Resonance Raman characterization of the different forms of ground-state 8-substituted 7-hydroxyquinoline caged acetate compounds in aqueous solutions.

To investigate the substituent effect on the distribution of the forms of the ground-state species of 8-substituted 7-hydroxyquinolines, ultraviolet-absorption and resonance Raman experiments were performed for 8-chloro-7-hydroxyquinoline (CHQ-OAc) and 8-cyano-7-hydroxyquinoline (CyHQ-OAc) in acetonitrile (MeCN), in NaOH-H(2)O/MeCN (60:40, v/v, pH 11-12), and in H(2)O/MeCN (60:40, v/v, pH 6-7) solutions, and these results were compared to those previously reported for the 8-bromo-7-hydroxyquinoline (BHQ-OAc) compound. Swapping a bromine atom in BHQ-OAc for a chlorine atom in CHQ-OAc causes the amount of the tautomeric species to become larger, although the neutral species is still the predominant species for both systems in water-rich solutions.
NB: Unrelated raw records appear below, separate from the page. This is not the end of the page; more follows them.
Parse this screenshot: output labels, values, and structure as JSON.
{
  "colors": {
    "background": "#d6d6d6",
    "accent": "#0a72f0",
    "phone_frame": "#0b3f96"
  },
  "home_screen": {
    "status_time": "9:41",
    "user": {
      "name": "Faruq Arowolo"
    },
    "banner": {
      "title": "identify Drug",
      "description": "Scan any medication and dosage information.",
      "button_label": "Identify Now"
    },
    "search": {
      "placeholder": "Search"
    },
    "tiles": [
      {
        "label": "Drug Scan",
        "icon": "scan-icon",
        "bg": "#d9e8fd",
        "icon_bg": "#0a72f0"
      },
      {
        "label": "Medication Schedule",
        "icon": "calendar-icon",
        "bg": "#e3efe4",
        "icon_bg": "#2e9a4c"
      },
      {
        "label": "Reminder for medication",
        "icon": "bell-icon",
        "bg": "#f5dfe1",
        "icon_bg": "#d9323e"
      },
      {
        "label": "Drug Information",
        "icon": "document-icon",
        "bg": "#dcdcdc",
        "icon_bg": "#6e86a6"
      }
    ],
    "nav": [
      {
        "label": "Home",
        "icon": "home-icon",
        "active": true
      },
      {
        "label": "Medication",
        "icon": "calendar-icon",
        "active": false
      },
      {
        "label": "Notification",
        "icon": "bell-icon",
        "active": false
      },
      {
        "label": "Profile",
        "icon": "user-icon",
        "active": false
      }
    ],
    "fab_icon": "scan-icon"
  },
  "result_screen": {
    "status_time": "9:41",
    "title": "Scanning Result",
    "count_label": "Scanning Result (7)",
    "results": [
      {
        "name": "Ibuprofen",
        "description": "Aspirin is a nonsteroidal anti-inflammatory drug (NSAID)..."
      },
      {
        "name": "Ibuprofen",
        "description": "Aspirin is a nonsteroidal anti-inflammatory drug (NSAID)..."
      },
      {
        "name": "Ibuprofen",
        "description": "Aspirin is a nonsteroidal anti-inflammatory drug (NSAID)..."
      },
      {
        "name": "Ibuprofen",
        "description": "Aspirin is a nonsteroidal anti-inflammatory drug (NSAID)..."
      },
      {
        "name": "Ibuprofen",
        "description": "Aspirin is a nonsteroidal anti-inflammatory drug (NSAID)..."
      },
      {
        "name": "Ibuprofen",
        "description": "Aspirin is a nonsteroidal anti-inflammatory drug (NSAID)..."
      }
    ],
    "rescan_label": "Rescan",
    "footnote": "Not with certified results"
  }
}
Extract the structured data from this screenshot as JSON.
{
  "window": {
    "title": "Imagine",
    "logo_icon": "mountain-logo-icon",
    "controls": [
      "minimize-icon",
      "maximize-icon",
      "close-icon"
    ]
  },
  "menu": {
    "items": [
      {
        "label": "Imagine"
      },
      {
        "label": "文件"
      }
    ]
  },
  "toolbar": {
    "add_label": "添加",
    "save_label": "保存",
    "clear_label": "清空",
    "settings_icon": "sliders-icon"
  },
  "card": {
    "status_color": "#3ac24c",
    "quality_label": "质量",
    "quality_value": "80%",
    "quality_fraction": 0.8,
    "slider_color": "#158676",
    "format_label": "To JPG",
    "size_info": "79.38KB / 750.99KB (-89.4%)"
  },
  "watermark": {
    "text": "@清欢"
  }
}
The absorption spectra and the resonance Raman spectra of CyHQ-OAc suggest that, because of the strong electron-withdrawing nature of the cyano substituent, a measurable amount of the anionic species is present and the tautomeric species cannot be easily detected in water-rich solutions. The results reported here reveal large substituent effects on the distribution of the different forms of the XHQ-OAc compounds in largely aqueous solutions. The steric effect of the 8-substituted group and competitive hydrogen bonding between the 8-substituted group and water molecules hinders the formation of a cyclic BHQ-OAc-water complex, and the electron-withdrawing property of the 8-substituted group enhances the deprotonation of the phenol group while disfavoring the formation of the positively charged quinoline nitrogen. We briefly discuss the implications of the substituent effects for using these compounds as phototriggers.